Contacts with the West were re-established following the peace treaty with the Yuan. Ambassadors were once again sent to the West, caravans were sent to Bactria.

===Era of East-West trade and cultural exchange===
The Silk Road essentially came into being from the 1st century BCE, following the efforts of China to consolidate a road to the Western world, both through direct settlements in the area of the Tarim Basin and diplomatic relations with Dayuan, Parthians and Bactrians further west.
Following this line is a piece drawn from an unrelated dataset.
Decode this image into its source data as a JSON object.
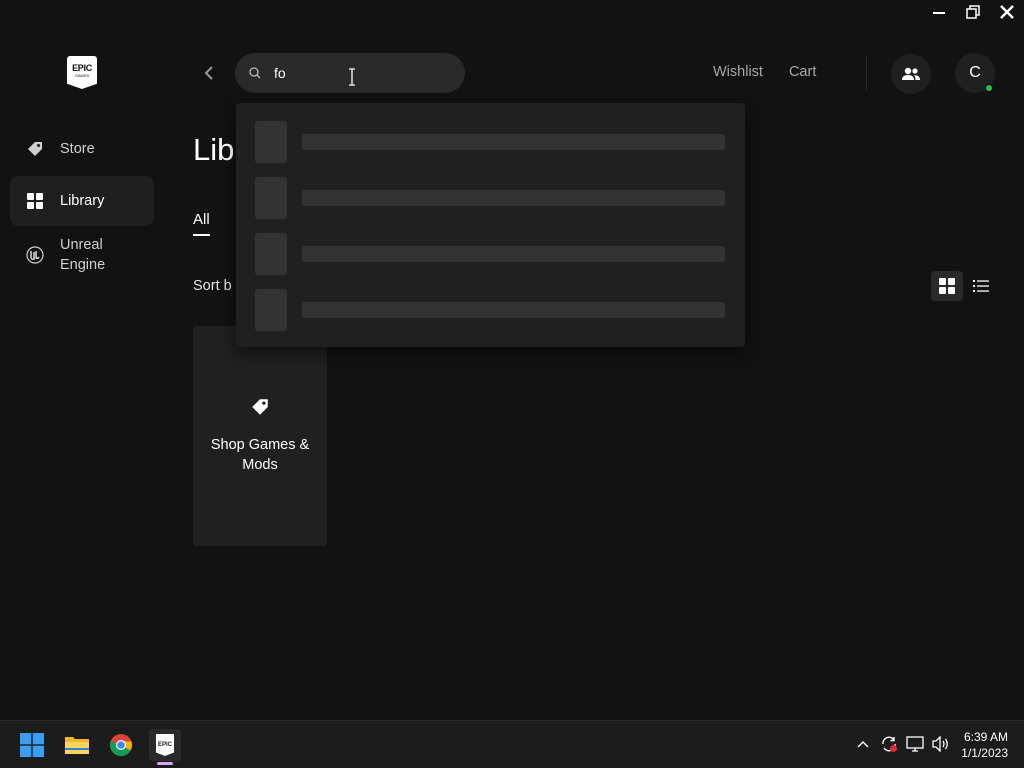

Intense trade followed soon, confirmed by the Roman craze for Chinese silk (supplied by the Parthians) from the 1st century BCE, to the point that the Senate issued, in vain, several edicts to prohibit the wearing of silk, on economic and moral grounds. This is attested by at least three significant authors:
- Strabo (64/ 63 BCE–c. 24 CE).
- Seneca the Younger (c. 3 BCE–65 CE).
- Pliny the Elder (23–79 CE).

This is also the time when the Buddhist faith and the Greco-Buddhist culture started to travel along the Silk Road, entering China from around the 1st century BCE.